É nesse contexto que surge uma pergunta simples, mas profunda, feita por gerações de mulheres: o que é, afinal, o auge do prazer e como se chega até ele? Sem respostas prontas, Francesca recorre a figuras femininas em quem confia, como a mãe, Lady Bridgerton, e a cunhada Penelope. Ao comentar esse aspecto da trama em entrevista à BBC News, Hannah Dodd destacou a importância dessas trocas: “Foi muito bom ver Francesca contando com as amigas para conseguir essas informações, mas é injusto que os homens possam ter experiências e as mulheres, não.”

A fala da atriz dialoga diretamente com a lógica social da Regência retratada em Bridgerton. Naquele período, homens jovens tinham liberdade para explorar relações amorosas e sexuais antes do casamento, enquanto mulheres solteiras eram mantidas na ignorância absoluta sobre o próprio corpo. “A menos que você possa ter essas conversas, não entendo como as mulheres tinham acesso a essas informações sobre o corpo, sobre a anatomia. Francesca não faz ideia sobre o que deveria estar acontecendo”, afirmou Dodd.

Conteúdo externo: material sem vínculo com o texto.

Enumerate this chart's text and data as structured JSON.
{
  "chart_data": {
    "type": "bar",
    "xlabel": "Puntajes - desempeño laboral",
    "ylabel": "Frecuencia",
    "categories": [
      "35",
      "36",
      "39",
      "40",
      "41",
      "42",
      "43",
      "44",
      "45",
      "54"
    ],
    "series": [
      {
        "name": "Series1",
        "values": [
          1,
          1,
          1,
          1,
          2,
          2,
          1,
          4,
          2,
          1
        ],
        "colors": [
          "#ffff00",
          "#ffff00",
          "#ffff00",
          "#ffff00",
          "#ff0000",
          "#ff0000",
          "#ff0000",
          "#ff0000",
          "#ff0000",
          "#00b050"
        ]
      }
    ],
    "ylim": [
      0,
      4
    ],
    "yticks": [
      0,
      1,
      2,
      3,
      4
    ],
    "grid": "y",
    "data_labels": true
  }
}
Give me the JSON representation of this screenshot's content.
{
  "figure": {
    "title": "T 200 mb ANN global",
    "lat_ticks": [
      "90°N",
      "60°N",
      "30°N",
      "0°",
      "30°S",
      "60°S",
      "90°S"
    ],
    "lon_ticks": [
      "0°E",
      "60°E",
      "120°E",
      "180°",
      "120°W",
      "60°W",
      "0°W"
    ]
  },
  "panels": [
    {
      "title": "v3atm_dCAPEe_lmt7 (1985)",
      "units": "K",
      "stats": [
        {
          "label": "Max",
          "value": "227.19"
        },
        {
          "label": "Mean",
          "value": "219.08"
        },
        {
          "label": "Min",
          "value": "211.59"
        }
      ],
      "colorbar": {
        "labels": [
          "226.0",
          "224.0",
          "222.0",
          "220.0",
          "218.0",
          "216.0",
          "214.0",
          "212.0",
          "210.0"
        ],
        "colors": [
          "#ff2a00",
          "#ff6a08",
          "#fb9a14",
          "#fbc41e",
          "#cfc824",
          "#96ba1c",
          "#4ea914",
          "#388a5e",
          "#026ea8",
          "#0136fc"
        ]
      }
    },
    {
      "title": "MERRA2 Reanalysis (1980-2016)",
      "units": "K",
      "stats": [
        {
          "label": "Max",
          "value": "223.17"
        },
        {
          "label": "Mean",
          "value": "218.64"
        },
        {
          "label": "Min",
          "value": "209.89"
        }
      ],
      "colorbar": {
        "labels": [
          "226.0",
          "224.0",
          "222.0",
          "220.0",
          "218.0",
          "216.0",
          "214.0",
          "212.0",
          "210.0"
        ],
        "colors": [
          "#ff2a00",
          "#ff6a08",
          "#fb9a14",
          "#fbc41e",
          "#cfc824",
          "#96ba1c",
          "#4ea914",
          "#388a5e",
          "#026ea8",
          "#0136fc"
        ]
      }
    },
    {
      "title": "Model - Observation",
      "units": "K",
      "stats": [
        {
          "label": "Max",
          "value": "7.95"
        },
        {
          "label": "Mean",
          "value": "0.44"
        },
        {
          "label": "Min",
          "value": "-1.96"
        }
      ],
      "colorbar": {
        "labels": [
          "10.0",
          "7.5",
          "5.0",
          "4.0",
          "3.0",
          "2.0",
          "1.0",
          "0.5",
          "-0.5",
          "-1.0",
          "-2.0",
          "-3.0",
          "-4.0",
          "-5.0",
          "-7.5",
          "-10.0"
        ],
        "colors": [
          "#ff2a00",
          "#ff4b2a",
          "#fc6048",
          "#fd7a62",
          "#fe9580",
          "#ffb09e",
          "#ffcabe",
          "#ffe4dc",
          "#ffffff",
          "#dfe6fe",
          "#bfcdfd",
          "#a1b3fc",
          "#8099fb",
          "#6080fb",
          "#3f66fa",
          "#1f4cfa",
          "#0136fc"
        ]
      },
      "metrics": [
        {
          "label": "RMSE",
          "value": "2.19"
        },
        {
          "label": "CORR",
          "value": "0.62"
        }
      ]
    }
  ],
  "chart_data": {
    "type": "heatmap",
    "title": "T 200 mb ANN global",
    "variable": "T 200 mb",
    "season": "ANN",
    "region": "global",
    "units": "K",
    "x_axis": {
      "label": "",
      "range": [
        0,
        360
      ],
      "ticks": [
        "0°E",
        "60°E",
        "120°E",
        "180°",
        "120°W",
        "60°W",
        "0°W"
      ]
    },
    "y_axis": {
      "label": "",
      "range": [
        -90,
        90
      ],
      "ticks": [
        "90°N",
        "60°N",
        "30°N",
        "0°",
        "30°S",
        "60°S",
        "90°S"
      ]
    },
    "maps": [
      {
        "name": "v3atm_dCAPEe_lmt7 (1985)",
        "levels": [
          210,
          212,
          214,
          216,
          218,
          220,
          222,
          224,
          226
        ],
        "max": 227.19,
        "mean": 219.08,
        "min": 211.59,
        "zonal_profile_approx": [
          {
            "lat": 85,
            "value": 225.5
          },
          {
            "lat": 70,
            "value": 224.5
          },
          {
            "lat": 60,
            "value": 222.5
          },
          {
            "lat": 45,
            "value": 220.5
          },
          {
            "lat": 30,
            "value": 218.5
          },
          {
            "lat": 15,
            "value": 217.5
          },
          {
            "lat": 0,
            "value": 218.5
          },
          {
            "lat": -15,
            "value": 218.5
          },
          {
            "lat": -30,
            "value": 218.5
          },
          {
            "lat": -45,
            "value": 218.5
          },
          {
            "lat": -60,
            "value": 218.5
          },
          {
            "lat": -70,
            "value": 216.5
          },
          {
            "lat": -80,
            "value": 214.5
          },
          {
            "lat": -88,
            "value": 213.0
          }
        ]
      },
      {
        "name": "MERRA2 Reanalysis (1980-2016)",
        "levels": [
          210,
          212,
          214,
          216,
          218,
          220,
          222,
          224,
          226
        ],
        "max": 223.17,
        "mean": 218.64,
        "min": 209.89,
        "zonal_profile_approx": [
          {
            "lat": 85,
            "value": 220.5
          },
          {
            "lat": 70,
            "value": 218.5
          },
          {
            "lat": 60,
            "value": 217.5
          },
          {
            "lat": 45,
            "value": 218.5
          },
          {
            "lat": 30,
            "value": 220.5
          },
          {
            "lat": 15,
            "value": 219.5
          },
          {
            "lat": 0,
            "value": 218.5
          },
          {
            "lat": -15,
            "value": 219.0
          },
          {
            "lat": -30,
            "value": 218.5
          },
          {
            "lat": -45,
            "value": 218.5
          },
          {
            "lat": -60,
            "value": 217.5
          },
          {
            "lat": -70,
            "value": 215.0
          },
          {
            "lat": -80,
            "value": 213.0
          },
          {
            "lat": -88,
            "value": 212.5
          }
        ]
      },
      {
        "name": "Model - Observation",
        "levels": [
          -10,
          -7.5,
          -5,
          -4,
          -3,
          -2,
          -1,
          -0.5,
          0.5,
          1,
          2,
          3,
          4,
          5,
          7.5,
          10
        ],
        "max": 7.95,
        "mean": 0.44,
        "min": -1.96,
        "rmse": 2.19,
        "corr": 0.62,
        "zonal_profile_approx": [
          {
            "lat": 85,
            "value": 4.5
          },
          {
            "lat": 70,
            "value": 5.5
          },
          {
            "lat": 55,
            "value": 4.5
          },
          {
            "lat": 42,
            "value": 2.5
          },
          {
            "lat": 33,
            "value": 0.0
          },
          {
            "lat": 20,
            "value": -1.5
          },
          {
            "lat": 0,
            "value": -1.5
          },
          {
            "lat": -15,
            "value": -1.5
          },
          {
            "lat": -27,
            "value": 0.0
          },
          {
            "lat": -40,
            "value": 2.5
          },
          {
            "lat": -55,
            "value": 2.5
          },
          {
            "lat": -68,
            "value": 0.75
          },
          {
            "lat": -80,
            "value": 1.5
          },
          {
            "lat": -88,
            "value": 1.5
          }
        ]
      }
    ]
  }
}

A atriz também comentou como a relação entre Francesca e John se transforma à medida que ambos passam a se comunicar melhor. Para ela, esse processo reforça a importância da honestidade dentro dos relacionamentos. “John e Francesca se conheceram apenas um ano antes, então tiveram que se conhecer melhor, mas existem lacunas, já que ambos são introvertidos… eles realmente precisam sair de suas zonas de conforto para sequer ter essas conversas”, disse.

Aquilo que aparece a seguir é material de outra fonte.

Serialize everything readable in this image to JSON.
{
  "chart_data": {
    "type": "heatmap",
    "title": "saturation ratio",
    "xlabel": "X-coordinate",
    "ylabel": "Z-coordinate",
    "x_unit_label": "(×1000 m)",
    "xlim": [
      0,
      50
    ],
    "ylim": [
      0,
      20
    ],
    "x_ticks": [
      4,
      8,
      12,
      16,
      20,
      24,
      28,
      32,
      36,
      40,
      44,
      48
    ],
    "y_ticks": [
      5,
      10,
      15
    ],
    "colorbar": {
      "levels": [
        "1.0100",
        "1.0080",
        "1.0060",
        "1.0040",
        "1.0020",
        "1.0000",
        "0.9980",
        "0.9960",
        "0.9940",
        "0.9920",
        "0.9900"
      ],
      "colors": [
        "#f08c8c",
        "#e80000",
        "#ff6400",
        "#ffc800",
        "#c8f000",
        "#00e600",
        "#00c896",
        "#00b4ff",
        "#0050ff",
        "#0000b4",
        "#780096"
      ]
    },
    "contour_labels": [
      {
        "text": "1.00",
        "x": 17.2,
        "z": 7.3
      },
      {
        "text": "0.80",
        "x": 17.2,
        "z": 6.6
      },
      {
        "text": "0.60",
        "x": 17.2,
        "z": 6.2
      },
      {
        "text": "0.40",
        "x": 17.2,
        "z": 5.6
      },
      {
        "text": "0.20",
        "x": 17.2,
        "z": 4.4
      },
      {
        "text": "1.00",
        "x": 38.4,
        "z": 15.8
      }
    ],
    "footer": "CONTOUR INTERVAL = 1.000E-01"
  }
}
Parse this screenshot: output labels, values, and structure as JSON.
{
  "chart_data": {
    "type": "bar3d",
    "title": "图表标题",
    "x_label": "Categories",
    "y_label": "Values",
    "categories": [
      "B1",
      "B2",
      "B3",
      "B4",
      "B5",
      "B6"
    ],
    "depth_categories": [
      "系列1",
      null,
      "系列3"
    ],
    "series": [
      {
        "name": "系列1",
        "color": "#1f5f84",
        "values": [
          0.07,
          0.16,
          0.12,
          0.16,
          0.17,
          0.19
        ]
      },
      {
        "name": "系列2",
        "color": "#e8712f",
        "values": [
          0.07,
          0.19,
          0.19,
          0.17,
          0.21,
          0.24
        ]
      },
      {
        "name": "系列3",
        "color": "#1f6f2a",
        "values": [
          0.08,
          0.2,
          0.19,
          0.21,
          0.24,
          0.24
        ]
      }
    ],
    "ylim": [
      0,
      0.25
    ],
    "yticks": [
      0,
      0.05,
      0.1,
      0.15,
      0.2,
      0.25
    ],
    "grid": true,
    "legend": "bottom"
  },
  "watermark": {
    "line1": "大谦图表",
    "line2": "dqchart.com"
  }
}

Embora a série esteja ambientada em um tempo em que falar sobre sexo era ainda mais proibido do que hoje, a discussão proposta pela trama encontra ecos no presente: dados recentes mostram que o prazer feminino continua cercado de obstáculos. O Censo do Sexo, pesquisa realizada pela startup de bem-estar sexual pantynova, revelou que 66% das mulheres afirmam alcançar o orgasmo sempre quando estão sozinhas, mas esse número cai para 19% durante o sexo com outra pessoa. Entre os homens, 86% dizem atingir o orgasmo sempre na masturbação, enquanto 54% afirmam o mesmo no sexo a dois.

Quando a pesquisa considera a orientação sexual, as diferenças se tornam ainda mais evidentes. No sexo com outra pessoa, apenas mulheres lésbicas apresentam índices mais altos: 28% afirmam gozar sempre, um percentual 9% superior ao das mulheres heterossexuais. Mesmo distante no tempo, o dilema vivido por Francesca mostra que a falta de informação sobre prazer feminino não é apenas um traço do passado, mas sim um problema que atravessa séculos.